Le mouvement #Balancetonporc a dénoncé des personnalités du monde des affaires, du divertissement et des médias, mais le scandale le plus médiatisé a été celui de Tariq Ramadan, un intellectuel et activiste musulman accusé de viol et d’abus sexuels par plusieurs femmes. (Ramadan nie toutes ces allégations) Ramadan est une figure controversée en France depuis plus d’une vingtaine d’années – une sorte écran projectif, ou de test de Rorschach pour les angoisses nationales autour de la « question musulmane ». Comme Strauss-Kahn, il a souvent été dépeint comme un séducteur, mais cette caractérisation n’était pas entendue comme un compliment : il est accusé depuis longtemps d’avoir dangereusement envoûté les jeunes membres de la population musulmane française, fragilisant ainsi leur acceptation es normes françaises, en particulier celles qui touchent à la laïcité, au genre et à la sexualité.

Né en 1962 en Suisse, Ramadan est le fils de Saïd Ramadan, un dirigeant exilé des Frères Musulmans qui était le gendre d’Hassan al-Banna, le fondateur de la confrérie.

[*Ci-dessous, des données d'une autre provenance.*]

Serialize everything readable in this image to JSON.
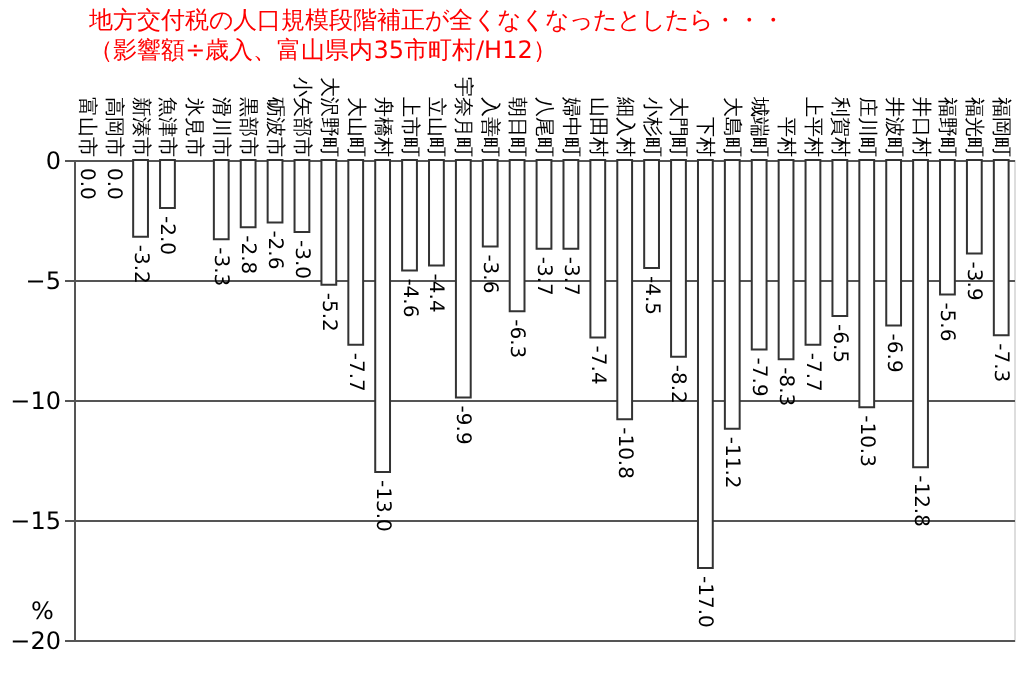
{
  "chart_data": {
    "type": "bar",
    "title": "地方交付税の人口規模段階補正が全くなくなったとしたら・・・",
    "subtitle": "（影響額÷歳入、富山県内35市町村/H12）",
    "ylabel": "%",
    "categories": [
      "富山市",
      "高岡市",
      "新湊市",
      "魚津市",
      "氷見市",
      "滑川市",
      "黒部市",
      "砺波市",
      "小矢部市",
      "大沢野町",
      "大山町",
      "舟橋村",
      "上市町",
      "立山町",
      "宇奈月町",
      "入善町",
      "朝日町",
      "八尾町",
      "婦中町",
      "山田村",
      "細入村",
      "小杉町",
      "大門町",
      "下村",
      "大島町",
      "城端町",
      "平村",
      "上平村",
      "利賀村",
      "庄川町",
      "井波町",
      "井口村",
      "福野町",
      "福光町",
      "福岡町"
    ],
    "values": [
      0.0,
      0.0,
      -3.2,
      -2.0,
      null,
      -3.3,
      -2.8,
      -2.6,
      -3.0,
      -5.2,
      -7.7,
      -13.0,
      -4.6,
      -4.4,
      -9.9,
      -3.6,
      -6.3,
      -3.7,
      -3.7,
      -7.4,
      -10.8,
      -4.5,
      -8.2,
      -17.0,
      -11.2,
      -7.9,
      -8.3,
      -7.7,
      -6.5,
      -10.3,
      -6.9,
      -12.8,
      -5.6,
      -3.9,
      -7.3
    ],
    "value_labels": [
      "0.0",
      "0.0",
      "-3.2",
      "-2.0",
      null,
      "-3.3",
      "-2.8",
      "-2.6",
      "-3.0",
      "-5.2",
      "-7.7",
      "-13.0",
      "-4.6",
      "-4.4",
      "-9.9",
      "-3.6",
      "-6.3",
      "-3.7",
      "-3.7",
      "-7.4",
      "-10.8",
      "-4.5",
      "-8.2",
      "-17.0",
      "-11.2",
      "-7.9",
      "-8.3",
      "-7.7",
      "-6.5",
      "-10.3",
      "-6.9",
      "-12.8",
      "-5.6",
      "-3.9",
      "-7.3"
    ],
    "color": "#ffffff",
    "ylim": [
      -20,
      0
    ],
    "yticks": [
      0,
      -5,
      -10,
      -15,
      -20
    ],
    "grid": "y"
  }
}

Tariq Ramadan, qui n’est pas membre des Frères Musulmans, est néanmoins un conservateur religieux – un « salafiste réformiste » selon ses propres termes – qui prêche depuis longtemps les vertus de la pudeur chez les femmes dans l’habillement et le comportement sexuel. (Son frère Hani Ramadan est connu pour son approbation de la lapidation des femmes adultères, sa haine des homosexuels et sa conviction que les attentats du 11 septembre étaient une conspiration occidentale)

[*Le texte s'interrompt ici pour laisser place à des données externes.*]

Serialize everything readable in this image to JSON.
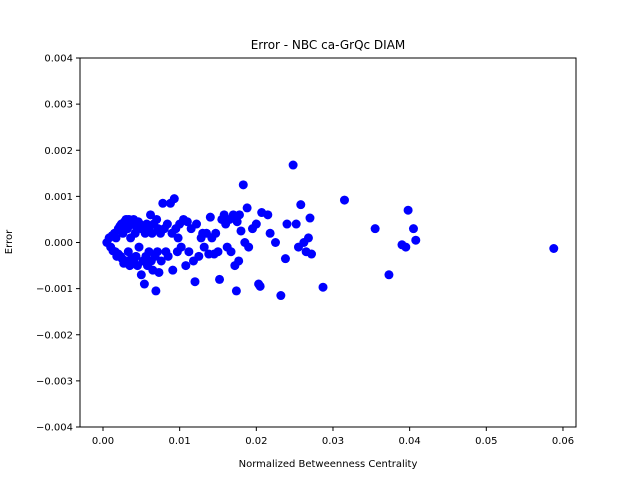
{
  "chart_data": {
    "type": "scatter",
    "title": "Error - NBC ca-GrQc DIAM",
    "xlabel": "Normalized Betweenness Centrality",
    "ylabel": "Error",
    "xlim": [
      -0.003,
      0.0617
    ],
    "ylim": [
      -0.004,
      0.004
    ],
    "x_ticks": [
      0.0,
      0.01,
      0.02,
      0.03,
      0.04,
      0.05,
      0.06
    ],
    "x_tick_labels": [
      "0.00",
      "0.01",
      "0.02",
      "0.03",
      "0.04",
      "0.05",
      "0.06"
    ],
    "y_ticks": [
      -0.004,
      -0.003,
      -0.002,
      -0.001,
      0.0,
      0.001,
      0.002,
      0.003,
      0.004
    ],
    "y_tick_labels": [
      "−0.004",
      "−0.003",
      "−0.002",
      "−0.001",
      "0.000",
      "0.001",
      "0.002",
      "0.003",
      "0.004"
    ],
    "grid": false,
    "marker_color": "#0000ff",
    "series": [
      {
        "points": [
          [
            0.0005,
            0.0
          ],
          [
            0.0008,
            0.0001
          ],
          [
            0.001,
            -0.0001
          ],
          [
            0.0012,
            0.00015
          ],
          [
            0.0013,
            -0.00018
          ],
          [
            0.0015,
            0.0002
          ],
          [
            0.0016,
            -0.0002
          ],
          [
            0.0017,
            0.0001
          ],
          [
            0.0018,
            -0.0003
          ],
          [
            0.002,
            0.0003
          ],
          [
            0.002,
            -0.00025
          ],
          [
            0.0022,
            0.00035
          ],
          [
            0.0023,
            -0.0003
          ],
          [
            0.0024,
            0.0004
          ],
          [
            0.0025,
            -0.00035
          ],
          [
            0.0026,
            0.0002
          ],
          [
            0.0027,
            -0.00045
          ],
          [
            0.0028,
            0.00045
          ],
          [
            0.003,
            0.0005
          ],
          [
            0.003,
            -0.0004
          ],
          [
            0.0032,
            0.0003
          ],
          [
            0.0033,
            -0.0002
          ],
          [
            0.0034,
            0.0005
          ],
          [
            0.0035,
            -0.0005
          ],
          [
            0.0036,
            0.0001
          ],
          [
            0.0037,
            -0.00035
          ],
          [
            0.0038,
            0.0004
          ],
          [
            0.004,
            0.0005
          ],
          [
            0.004,
            -0.0004
          ],
          [
            0.0042,
            0.0002
          ],
          [
            0.0043,
            -0.0003
          ],
          [
            0.0044,
            0.0003
          ],
          [
            0.0045,
            -0.0005
          ],
          [
            0.0046,
            0.00045
          ],
          [
            0.0047,
            -0.0001
          ],
          [
            0.0048,
            0.0004
          ],
          [
            0.005,
            -0.0007
          ],
          [
            0.005,
            0.0003
          ],
          [
            0.0052,
            -0.0004
          ],
          [
            0.0053,
            0.00035
          ],
          [
            0.0054,
            -0.0009
          ],
          [
            0.0055,
            0.0002
          ],
          [
            0.0056,
            -0.0003
          ],
          [
            0.0057,
            0.0004
          ],
          [
            0.0058,
            -0.0005
          ],
          [
            0.006,
            0.0003
          ],
          [
            0.006,
            -0.0002
          ],
          [
            0.0062,
            0.0006
          ],
          [
            0.0063,
            -0.0004
          ],
          [
            0.0064,
            0.0002
          ],
          [
            0.0065,
            -0.0006
          ],
          [
            0.0066,
            0.0004
          ],
          [
            0.0068,
            -0.0003
          ],
          [
            0.007,
            0.0005
          ],
          [
            0.0069,
            -0.00105
          ],
          [
            0.0071,
            -0.0002
          ],
          [
            0.0072,
            0.0003
          ],
          [
            0.0073,
            -0.00065
          ],
          [
            0.0075,
            0.0002
          ],
          [
            0.0076,
            -0.0004
          ],
          [
            0.0078,
            0.00085
          ],
          [
            0.008,
            0.0003
          ],
          [
            0.0082,
            -0.0002
          ],
          [
            0.0084,
            0.0004
          ],
          [
            0.0085,
            -0.0003
          ],
          [
            0.0088,
            0.00085
          ],
          [
            0.009,
            0.0002
          ],
          [
            0.0091,
            -0.0006
          ],
          [
            0.0093,
            0.00095
          ],
          [
            0.0095,
            0.0003
          ],
          [
            0.0097,
            -0.0002
          ],
          [
            0.0098,
            0.0001
          ],
          [
            0.01,
            0.0004
          ],
          [
            0.0102,
            -0.0001
          ],
          [
            0.0105,
            0.0005
          ],
          [
            0.0108,
            -0.0005
          ],
          [
            0.011,
            0.00045
          ],
          [
            0.0112,
            -0.0002
          ],
          [
            0.0115,
            0.0003
          ],
          [
            0.0118,
            -0.0004
          ],
          [
            0.012,
            -0.00085
          ],
          [
            0.0122,
            0.0004
          ],
          [
            0.0125,
            -0.0003
          ],
          [
            0.0128,
            0.0001
          ],
          [
            0.013,
            0.0002
          ],
          [
            0.0132,
            -0.0001
          ],
          [
            0.0135,
            0.0002
          ],
          [
            0.0138,
            -0.00025
          ],
          [
            0.014,
            0.00055
          ],
          [
            0.0142,
            0.0001
          ],
          [
            0.0145,
            -0.00025
          ],
          [
            0.0147,
            0.0002
          ],
          [
            0.015,
            -0.0002
          ],
          [
            0.0152,
            -0.0008
          ],
          [
            0.0155,
            0.0005
          ],
          [
            0.0158,
            0.0006
          ],
          [
            0.016,
            0.0004
          ],
          [
            0.0162,
            -0.0001
          ],
          [
            0.0165,
            0.0005
          ],
          [
            0.0167,
            -0.0002
          ],
          [
            0.017,
            0.0006
          ],
          [
            0.0172,
            -0.0005
          ],
          [
            0.0174,
            -0.00105
          ],
          [
            0.0175,
            0.00045
          ],
          [
            0.0177,
            -0.0004
          ],
          [
            0.0178,
            0.0006
          ],
          [
            0.018,
            0.00025
          ],
          [
            0.0183,
            0.00125
          ],
          [
            0.0185,
            0.0
          ],
          [
            0.0188,
            0.00075
          ],
          [
            0.019,
            -0.0001
          ],
          [
            0.0195,
            0.0003
          ],
          [
            0.02,
            0.0004
          ],
          [
            0.0203,
            -0.0009
          ],
          [
            0.0205,
            -0.00095
          ],
          [
            0.0207,
            0.00065
          ],
          [
            0.0215,
            0.0006
          ],
          [
            0.0218,
            0.0002
          ],
          [
            0.0225,
            0.0
          ],
          [
            0.0232,
            -0.00115
          ],
          [
            0.0238,
            -0.00035
          ],
          [
            0.024,
            0.0004
          ],
          [
            0.0248,
            0.00168
          ],
          [
            0.0252,
            0.0004
          ],
          [
            0.0255,
            -0.0001
          ],
          [
            0.0258,
            0.00082
          ],
          [
            0.0262,
            0.0
          ],
          [
            0.0265,
            -0.0002
          ],
          [
            0.0268,
            0.0001
          ],
          [
            0.027,
            0.00053
          ],
          [
            0.0272,
            -0.00025
          ],
          [
            0.0287,
            -0.00097
          ],
          [
            0.0315,
            0.00092
          ],
          [
            0.0355,
            0.0003
          ],
          [
            0.0373,
            -0.0007
          ],
          [
            0.039,
            -5e-05
          ],
          [
            0.0395,
            -0.0001
          ],
          [
            0.0398,
            0.0007
          ],
          [
            0.0405,
            0.0003
          ],
          [
            0.0408,
            5e-05
          ],
          [
            0.0588,
            -0.00013
          ]
        ]
      }
    ]
  }
}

Dans les années 1990, Tariq ramadan a attiré un public parmi les Musulmans français, aussi bien dans les banlieues que dans les classes moyennes. Son message était simple, révolutionnaire et électrisant : l’islam faisait déjà partie de la France, et donc les citoyens musulmans n’avaient nulle obligation de choisir entre leurs identités. Ils pouvaient pratiquer leur foi librement, même de façon stricte, et pourtant rester Français tant qu’ils respectaient les lois du pays. Les Musulmans français, soutenait-il, devaient dépasser leur « mentalité de victimes » et se prévaloir en même temps de leur foi et de leur francité. Dans le même temps, la France devrait reconnaître que l’islam est une religion française ; les citoyens musulmans n’ont guère besoin d' »assimilation » dans un pays qui est déjà le leur, une notion paternaliste enracinée dans l’histoire coloniale de la France. Il ne contestait pas la laïcité, la modalité française de la sécularisation, mais il affirmait qu’elle était appliquée de manière discriminatoire contre les Musulmans, en particulier en matière de port du foulard qui a été en définitive interdit dans les écoles publiques en 2004.

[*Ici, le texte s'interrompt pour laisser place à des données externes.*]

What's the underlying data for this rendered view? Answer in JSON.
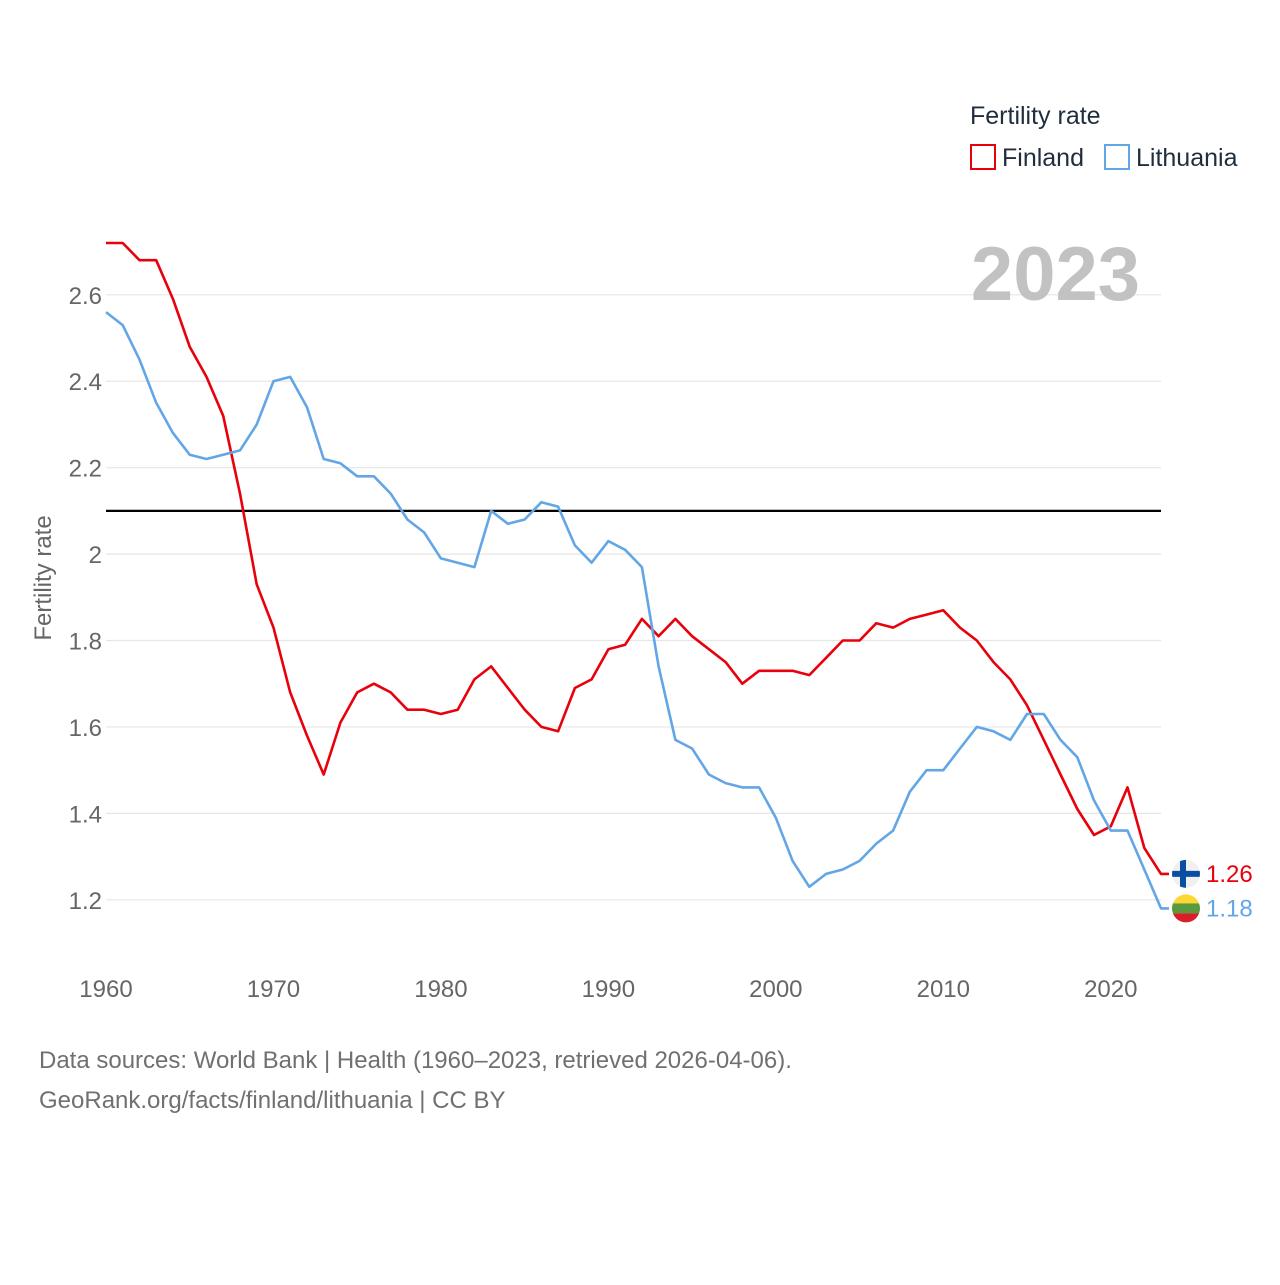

Ramadan, avec sa barbe élégamment taillée, ses vestes de sport et ses chemises ouvertes, offre une silhouette charismatique et plutôt lisse. (Il a sans doute l’inspiré le personnage de Mohamed Ben Abbes, le Musulman qui devient président de la France dans le roman de Michel Houellebecq  » Soumission. »)  Sorte de Bernard-Henri Lévy musulman, il semblait être aussi à l’aise avec le jargon de l’intellectualisme parisien qu’avec celui du Coran. Bien que n’étant pas de gauche, Ramadan a gagné le respect de certaines de ses personnalités les plus prestigieuses, dont Edwy Plenel, l’ancien rédacteur en chef du Monde et fondateur et rédacteur en chef de Mediapart ; Alain Gresh, l’ancien rédacteur en chef du Monde Diplomatique ; et le sociologue Edgar Morin. Lorsque Ramadan prenait la parole, des politiciens et des journalistes, des célébrités et des commerçants musulmans, des imams et des militants altermondialistes l’écoutaient. Au début des années 2000, il jonglait avec tant de publics que, comme l’avait dit l’expert de l’Islam Bernard Godard, un ancien fonctionnaire du ministère de l’Intérieur, il semblait être en même temps « partout ». . . et nulle part.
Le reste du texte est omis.